Moie è una cittadina  nella pianura anconetana marchigiana: racchiude tesori come l’abbazia di Santa Maria delle Moie e conserva tante tradizioni.

Nel primo pomeriggio del Giovedì Santo venivano legate le campane fino al Sabato Santo in segno di lutto. In sostituzione per annunciare le funzioni di carattere religioso vi erano dei giovani che suonavano con le Raganelle e solitamente davanti a costoro c’erano dei ragazzi più grandi con la Battistangola.

La Raganella era uno strumento idiofono costituito da una  ruota dentata di legno fatta girare attraverso una manovella, pizzica con i denti una lamella, anch’essa di legno, producendo un caratteristico rumore simile al gracidio delle rane: da qui il nome “Raganella”. A Moie si era soliti costruire la Raganella con le canne. La stessa funzione veniva svolta dalla Battistangola, una tavoletta in legno con impugnatura con applicati  una maniglia metallica e delle borchie sulle quali la maniglia sbatteva provocando rumore.

Raganella di Moie (AN)

Aspetto caratterizzante del Giovedì Santo erano i “Sepolcri” che venivano realizzati all’interno dell’Abbazia Santa Maria.
Nel primo pomeriggio venivano posti dei vasi contenenti il grano davanti all’altare principale, uniti per formare una croce, altri vasi erano posti intorno. Il grano veniva seminato sui vasi circa 20 giorni prima del giovedì  Santo, venivano fatti vegetare al buio o coperti ed erano innaffiati  abbondantemente.
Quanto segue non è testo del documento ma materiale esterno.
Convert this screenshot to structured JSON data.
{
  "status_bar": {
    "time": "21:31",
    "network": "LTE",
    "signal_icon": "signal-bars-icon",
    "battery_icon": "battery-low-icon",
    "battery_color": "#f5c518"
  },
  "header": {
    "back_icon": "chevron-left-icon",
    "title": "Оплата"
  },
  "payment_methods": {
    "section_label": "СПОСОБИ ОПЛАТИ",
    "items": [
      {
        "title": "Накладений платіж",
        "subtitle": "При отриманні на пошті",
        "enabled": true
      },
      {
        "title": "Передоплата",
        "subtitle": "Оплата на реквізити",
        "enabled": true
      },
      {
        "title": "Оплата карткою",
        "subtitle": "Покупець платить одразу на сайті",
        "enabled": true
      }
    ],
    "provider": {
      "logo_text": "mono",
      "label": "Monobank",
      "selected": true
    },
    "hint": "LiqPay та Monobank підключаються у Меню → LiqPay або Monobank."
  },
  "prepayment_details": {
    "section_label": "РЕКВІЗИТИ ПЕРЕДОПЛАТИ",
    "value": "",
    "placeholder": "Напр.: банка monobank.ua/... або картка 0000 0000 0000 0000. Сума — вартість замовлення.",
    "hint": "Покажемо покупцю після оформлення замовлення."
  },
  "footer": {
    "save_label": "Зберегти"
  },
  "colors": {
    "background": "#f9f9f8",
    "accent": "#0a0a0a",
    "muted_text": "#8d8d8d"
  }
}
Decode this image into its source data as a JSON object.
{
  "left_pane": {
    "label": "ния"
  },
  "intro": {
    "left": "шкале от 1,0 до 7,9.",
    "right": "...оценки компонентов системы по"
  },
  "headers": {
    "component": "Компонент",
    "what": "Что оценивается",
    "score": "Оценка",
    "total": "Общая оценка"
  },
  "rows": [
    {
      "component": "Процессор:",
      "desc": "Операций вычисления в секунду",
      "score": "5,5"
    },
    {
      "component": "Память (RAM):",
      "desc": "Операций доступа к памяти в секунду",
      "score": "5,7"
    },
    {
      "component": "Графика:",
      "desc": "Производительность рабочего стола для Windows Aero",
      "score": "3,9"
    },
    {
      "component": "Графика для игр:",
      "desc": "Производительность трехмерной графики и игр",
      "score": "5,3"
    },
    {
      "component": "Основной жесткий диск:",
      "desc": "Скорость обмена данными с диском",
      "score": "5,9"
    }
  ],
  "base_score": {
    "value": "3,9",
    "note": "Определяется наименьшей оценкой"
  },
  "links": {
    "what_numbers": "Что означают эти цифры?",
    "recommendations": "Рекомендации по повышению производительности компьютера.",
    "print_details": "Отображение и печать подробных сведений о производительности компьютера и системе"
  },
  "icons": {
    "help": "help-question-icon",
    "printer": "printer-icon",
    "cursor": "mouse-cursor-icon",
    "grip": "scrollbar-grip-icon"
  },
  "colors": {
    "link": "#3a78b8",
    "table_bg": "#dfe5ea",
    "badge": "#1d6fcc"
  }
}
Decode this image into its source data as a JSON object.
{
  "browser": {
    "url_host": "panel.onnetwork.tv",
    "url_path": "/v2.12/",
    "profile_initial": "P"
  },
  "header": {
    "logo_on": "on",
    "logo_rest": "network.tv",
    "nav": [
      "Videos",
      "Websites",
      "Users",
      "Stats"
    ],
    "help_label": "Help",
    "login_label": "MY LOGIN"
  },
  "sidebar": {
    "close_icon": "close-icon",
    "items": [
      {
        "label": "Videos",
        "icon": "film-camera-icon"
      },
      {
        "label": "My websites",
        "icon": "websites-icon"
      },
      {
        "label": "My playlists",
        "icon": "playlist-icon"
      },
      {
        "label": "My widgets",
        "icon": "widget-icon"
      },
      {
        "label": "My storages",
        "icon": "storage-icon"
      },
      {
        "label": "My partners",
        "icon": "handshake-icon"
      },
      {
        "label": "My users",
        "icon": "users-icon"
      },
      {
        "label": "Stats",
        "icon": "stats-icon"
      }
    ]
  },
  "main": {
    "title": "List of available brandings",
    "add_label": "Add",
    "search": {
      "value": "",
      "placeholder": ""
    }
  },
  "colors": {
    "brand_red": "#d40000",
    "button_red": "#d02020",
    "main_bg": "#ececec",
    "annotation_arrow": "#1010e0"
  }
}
Il frumento acquisiva cosi un colore tra il giallo e il bianco. Talvolta venivano seminati sui vasi anche dei legumi come ad esempio la cicerchia o i lupini.
Si poneva molta attenzione anche al cibo di solito si mangiava le aringhe o le sardelle.

Al Venerdì Santo, dopo la predica delle “tre ore di agonia“, tenuta nel primo pomeriggio, a tarda sera si svolgeva la processione del Cristo Morto. Vi era il Cataletto di Nostro Signore, accompagnato da alcune signore con un velo nero, e poco dietro la statua della Madonna Addolorata. Un uomo si vestiva da cireneo e si poneva dietro.

Alla mattina del sabato Santo venivano sciolte le campane, in particolare le mamme attendevano questo momento per far correre i  loro bambini. Le signore più anziane sostenevano che i giovani dovevano sciogliersi le gambe per evitare i “fantioli”.
Dopo lo scioglimento delle campane veniva celebrata in Chiesa Santa Maria una funzione religiosa; appena terminata il parroco iniziava la benedizione delle case con l’acqua benedetta e i chierichetti al seguito tenevano un cestino in mano per raccogliere le offerte che di solito erano le uova.

Il digiuno della quaresima era terminato, le campane festanti suonavano “l’allegrezza”. Un altro aspetto tradizionale della mattina di Pasqua erano le uova dipinte. Le uova venivano poste in una pentola con della carta velina colorata e fatti sodi. A fine cottura la carta velina veniva tolta e l’uovo era colorato.
Altre famiglie coloravano le uova in altri modi. Ad esempio facevano bollire gli spinaci e aggiungevano le uova che assumevano poi il colore verde, oppure per creare l’arancio occorreva aggiungere all’aceto una cipolla rossa.
Il pranzo si consumava generalmente con le tagliatelle appositamente fatte a mano dalla massaia e poi l’immancabile agnello.